Nick Sets New Look, Interactivity, Shows

Nickelodeon this week will unveil its first new on-air look in more than a decade.

The kids' network also slated three new shows and one acquired series.

Nick also intends to seize on ABC's cancellation of its family-oriented Friday-night "T.G.I.F." block by unveiling the interactive "U Pick Nick" and adding one hour to its primetime slate. It will cut an hour of vintage Nick at Nite sitcoms like Happy Days and Bewitched.

In the 8 p.m. to 10 p.m. stretch on U Pick Nick Fridays, Nickelodeon will urge viewers to vote for four half-hour shows, starting Sept. 15, at the Nick.com Web site, Nickelodeon said executive vice president and general manager Cyma Zarghami.

"We are our own best marketing tool," Zarghami added, saying Nick will promote U Pick Nick on its own air, its Web site and in Nickelodeon magazine.

Since early summer, Nick's 7 p.m. to 9 p.m. Friday span has been occupied by "U Pick Nicktoons." Such interactive surveys during the day attract, on average, "a couple of hundred thousand kids."

Nickelodeon spent about $1 million on the new on-air look. Zarghami said it was needed to help differentiate Nick from "a lot of competition and copycats."

Zarghami said the color scheme would augment the signature orange "splat" with black, white, butter yellow and mint green, with perhaps more colors later. Nick will also include still images of its signature characters and humorous sound effects.

The on-air revamp will first appear in program teases, credit rolls and show bumpers, and expand throughout September.

Despite intense competition, Zarghami said, the network enjoyed strong ratings growth this summer. Building on that, Nick slated a batch of new series for early evening and primetime.

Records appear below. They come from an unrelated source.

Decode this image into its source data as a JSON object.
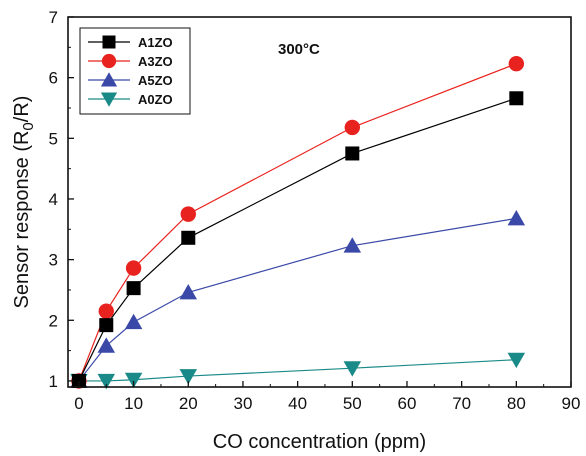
{
  "chart_data": {
    "type": "line",
    "xlabel": "CO concentration (ppm)",
    "ylabel_main": "Sensor response  (R",
    "ylabel_sub": "0",
    "ylabel_tail": "/R)",
    "annotation": "300°C",
    "xlim": [
      -2,
      90
    ],
    "ylim": [
      0.9,
      7
    ],
    "xticks": [
      0,
      10,
      20,
      30,
      40,
      50,
      60,
      70,
      80,
      90
    ],
    "yticks": [
      1,
      2,
      3,
      4,
      5,
      6,
      7
    ],
    "legend_position": "top-left",
    "series": [
      {
        "name": "A1ZO",
        "marker": "square",
        "color": "#000000",
        "line_color": "#000000",
        "x": [
          0,
          5,
          10,
          20,
          50,
          80
        ],
        "y": [
          1.0,
          1.92,
          2.53,
          3.36,
          4.75,
          5.66
        ]
      },
      {
        "name": "A3ZO",
        "marker": "circle",
        "color": "#e8231f",
        "line_color": "#e8231f",
        "x": [
          0,
          5,
          10,
          20,
          50,
          80
        ],
        "y": [
          1.0,
          2.15,
          2.86,
          3.75,
          5.18,
          6.23
        ]
      },
      {
        "name": "A5ZO",
        "marker": "triangle-up",
        "color": "#3a49a8",
        "line_color": "#3a49a8",
        "x": [
          0,
          5,
          10,
          20,
          50,
          80
        ],
        "y": [
          1.0,
          1.58,
          1.97,
          2.46,
          3.23,
          3.68
        ]
      },
      {
        "name": "A0ZO",
        "marker": "triangle-down",
        "color": "#1a8a88",
        "line_color": "#1a8a88",
        "x": [
          0,
          5,
          10,
          20,
          50,
          80
        ],
        "y": [
          1.0,
          1.0,
          1.02,
          1.08,
          1.21,
          1.35
        ]
      }
    ]
  }
}
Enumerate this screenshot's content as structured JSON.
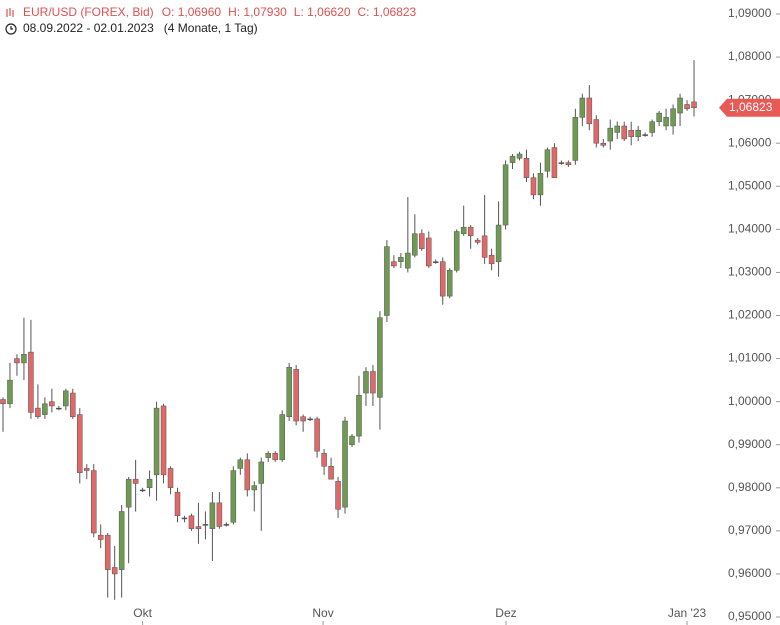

Steven Spielberg Presents Pinky & The Brain will be stripped Monday through Saturday at 6 p.m. Nick bought all 78 half-hour episodes from Warner Bros. Animation.

Other off-net cartoons acquired in its $20 million deal with Warner are the 99-episode Steven Spielberg Presents Animaniacs, due on Nick in spring 2001, and the 102-episode Steven Spielberg Presents Tiny Toon Adventures, set for September 2001.

Nick's latest live-action series is Noah Knows Best, about a 14-year-old New Yorker. Created by Tested Ladder Entertainment's Ken Lipman (The Secret World of Alex Mack), Noah bows Oct. 7 at 8:30 p.m.

Pelswick starts Oct. 24 at 8 p.m. Described as "groundbreaking" and "fearlessly funny," Pelswick focuses on a 13-year-old in a wheelchair. Syndicated cartoonist John Callahan, a quadriplegic, developed the show.

And Klasky Csupo Inc. (Rugrats) developed As Told by Ginger, a cartoon that bows Oct. 25 at 8 p.m. Ginger is a 12-year-old who "tiptoes between.the cool and the uncool" at junior-high school.